On parle aussi de documents officiels dérobés au gouvernement français…

Pardonnez-moi si je garde le secret des noms. Des citoyens français, de souche comme on dit aujourd’hui, ont travaillé pour le MALG ou plus exactement pour le S4. Si bien qu’il m’arrivait de lire des rapports de Challe avant le général De Gaulle.
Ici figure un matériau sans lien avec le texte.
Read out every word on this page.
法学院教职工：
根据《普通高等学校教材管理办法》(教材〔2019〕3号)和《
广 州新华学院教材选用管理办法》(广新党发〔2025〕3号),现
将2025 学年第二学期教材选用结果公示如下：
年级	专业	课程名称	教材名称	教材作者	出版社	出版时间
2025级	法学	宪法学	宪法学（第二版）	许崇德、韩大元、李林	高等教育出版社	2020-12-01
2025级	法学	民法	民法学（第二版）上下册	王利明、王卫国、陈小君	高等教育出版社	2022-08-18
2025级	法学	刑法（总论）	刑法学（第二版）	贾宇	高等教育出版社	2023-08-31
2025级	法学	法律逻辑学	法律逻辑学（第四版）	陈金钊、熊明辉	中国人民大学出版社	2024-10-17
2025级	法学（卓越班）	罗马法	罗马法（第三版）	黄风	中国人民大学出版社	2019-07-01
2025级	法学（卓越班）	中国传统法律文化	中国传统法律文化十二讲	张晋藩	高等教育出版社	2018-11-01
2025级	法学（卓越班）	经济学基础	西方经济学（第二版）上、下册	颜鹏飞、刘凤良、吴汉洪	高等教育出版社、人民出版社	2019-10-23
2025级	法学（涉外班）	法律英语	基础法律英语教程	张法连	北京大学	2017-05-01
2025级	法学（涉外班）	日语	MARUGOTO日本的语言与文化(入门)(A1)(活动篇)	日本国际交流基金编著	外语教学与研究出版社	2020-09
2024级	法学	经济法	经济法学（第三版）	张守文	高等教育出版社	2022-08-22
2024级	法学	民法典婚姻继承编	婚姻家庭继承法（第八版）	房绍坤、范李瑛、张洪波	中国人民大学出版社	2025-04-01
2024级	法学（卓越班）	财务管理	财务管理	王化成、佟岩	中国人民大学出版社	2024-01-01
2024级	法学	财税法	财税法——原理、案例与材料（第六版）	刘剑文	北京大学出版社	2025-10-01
C’était extraordinaire ! Nous faisions aussi de l’écoute des communications de l’armée française, de la police…
Nous avons même eu accès, dans le secret le plis total, aux documents préparatoires commandés par De Gaulle pour mener les négociations avec le FLN. Dahleb, qui s’occupait des affaires extérieures et accompagnait nos négociateurs, n’y a pas cru au départ.

Lorsqu’il a entendu Joxe énoncer exactement le texte des dossiers dont Boussouf lui avait remis la copie, Dahleb a demandé un report des pourparlers. Les négociateurs algériens furent donc briefés en fonction des intentions gouvernementales françaises et ont préparé leurs interventions en conséquence. C’était l’époque du nationalisme indéfectible.
Le MALG a aussi commis des bavures…
La Révolution a été une œuvre humaine. Il y a eu bien entendu une part d’erreurs commises.

L’activation du MALG vers la fin de la Guerre de Libération ne cache-t-elle pas des ambitions de prise de pouvoir une fois l’Algérie indépendante ?

Je vous l’ai dit, Boussouf et nous autres, comme la grand majorité des militants n’avions qu’une ambition, qu’un idéal : vaincre le colonialisme et libérer l’Algérie. Ce n’est qu’à l’été 1962 que les démons sont venus ramener les intrigues autour de la prise du pouvoir. Le MALG voulait préparer des institutions de l’Algérie indépendante, notamment sur le volet sécuritaire. On avait envoyé des membres du FLN en formation au KGB, d’autres en formation d’aviateurs à l’époque du LGR. Le MALG avec le concours du Mhamed Yazid avait créé la radio du FLN, l’APS…

Pensez-vous que la jeune génération d’aujourd’hui est assez imprégnée de l’histoire de la Révolution ?

Malheureusement pas assez. Les parents et grands-parents n’ont pas su raconter l’histoire de leur génération à leurs enfants. Et, pour ce que les jeunes croient connaître, le contenu des enseignements qu’ils ont acquis à l’école manque d’exactitude, d’objectivité et de rigueur scientifique.

La faillite de l’arabisation mal conduite, la crise identitaire et cette drogue que le Maroc introduit chez nous pour détruire notre jeunesse sont autant d’éléments pour éloigner les jeunes Algériens des pages glorieuses de notre histoire collective. Peut-être que les Scouts d’aujourd’hui devraient reprendre avec sérieux la promotion du patriotisme…

Enfin, sur le plan politique actuel, on parle du rôle nécessaire ou non de l’ANP dans une éventuelle transition post-génération de Novembre dans la gouvernance. Qu’en pensez-vous ?
L’ANP est la digne héritière de l’ALN. Ses hommes et son encadrement ont bénéficié d’une bonne formation notamment les élèves de l’Ecole des Cadets.

Ce sont des Algériens, de jeunes patriotes qui ont le droit de réfléchir, de s’impliquer dans la politique tout en gardant leur devoir de réserve lié à leur profession. Mais il faut arrêter les sous-entendus à propos des militaires et du pouvoir. Ce sont des Algériens, ne l’oublions pas.